I wasn't always such a Mrs. Cleaver. I grew up in the eighties, a contrarian playground feminist, a lover of corn chips and breakfast cereal. At our house, ease of preparation was the primary consideration when planning dinner. We liked to eat, but we didn't have the time or patience for the rinsing, chopping, and stirring that preceded it.
When I moved out on my own and began cooking it never occurred to me to buy an apron. Instead I wore an oversized sweatshirt that got wet and oily. The apron was an impulse buy, marked down to nine dollars in November, because yellow is a summer color. I’ve had it for three years. People try to buy me new, fancier aprons, but I’ll never trade it in.
I love its buttery canvas, tough enough to withstand small fires, a shield against splattering oil, so thick that my teething puppy gave up trying to chew through the strap.
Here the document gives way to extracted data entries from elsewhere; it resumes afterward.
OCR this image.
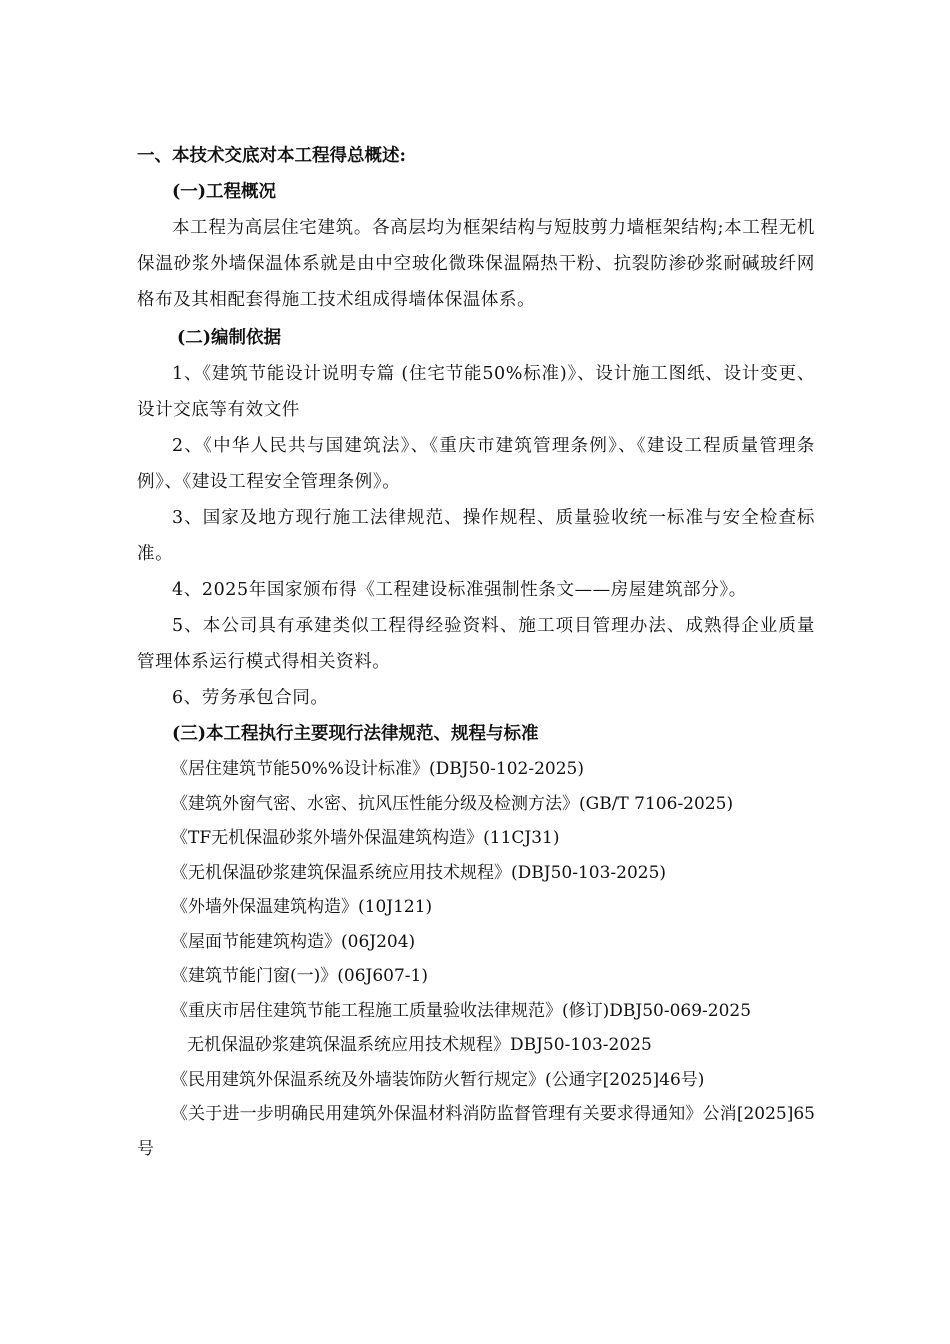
一、本技术交底对本工程得总概述:
(一)工程概况
本工程为高层住宅建筑。各高层均为框架结构与短肢剪力墙框架结构;本工程无机保温砂浆外墙保温体系就是由中空玻化微珠保温隔热干粉、抗裂防渗砂浆耐碱玻纤网格布及其相配套得施工技术组成得墙体保温体系。
(二)编制依据
1、《建筑节能设计说明专篇 (住宅节能50%标准)》、设计施工图纸、设计变更、设计交底等有效文件
2、《中华人民共与国建筑法》、《重庆市建筑管理条例》、《建设工程质量管理条例》、《建设工程安全管理条例》。
3、国家及地方现行施工法律规范、操作规程、质量验收统一标准与安全检查标准。
4、2025年国家颁布得《工程建设标准强制性条文——房屋建筑部分》。
5、本公司具有承建类似工程得经验资料、施工项目管理办法、成熟得企业质量管理体系运行模式得相关资料。
6、劳务承包合同。
(三)本工程执行主要现行法律规范、规程与标准
《居住建筑节能50%%设计标准》(DBJ50-102-2025)
《建筑外窗气密、水密、抗风压性能分级及检测方法》(GB/T 7106-2025)
《TF无机保温砂浆外墙外保温建筑构造》(11CJ31)
《无机保温砂浆建筑保温系统应用技术规程》(DBJ50-103-2025)
《外墙外保温建筑构造》(10J121)
《屋面节能建筑构造》(06J204)
《建筑节能门窗(一)》(06J607-1)
《重庆市居住建筑节能工程施工质量验收法律规范》(修订)DBJ50-069-2025
无机保温砂浆建筑保温系统应用技术规程》DBJ50-103-2025
《民用建筑外保温系统及外墙装饰防火暂行规定》(公通字[2025]46号)
《关于进一步明确民用建筑外保温材料消防监督管理有关要求得通知》公消[2025]65号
I love its wide pockets, which fall just at arm’s length, deep and rectangular so nothing falls out when I lean over the oven. I love the adjustable neck strap, worn long on a hot day over a tank top, or pulled in tight over a favorite shirt.
I spill a lot. My apron bears a record of meals prepared and eaten: Tabasco splashed across the chest, turmeric on the left pocket, red wine spilled so long ago it has turned tan, a new brown smudge (chocolate?) at the hem. My apron allows me to sizzle, stir-fry, and mix with impunity. It is okay to be sloppy, to wipe my oily palms across my lap as I scurry between sink and stove. I mix cookie dough by hand, feeling the joy of preschool finger painting, the cool, thick goop squishing exquisitely between my fingers.
Until the day I lean too long over a burner and set my apron on fire, it remains my trusty sidekick in creating meals and messes.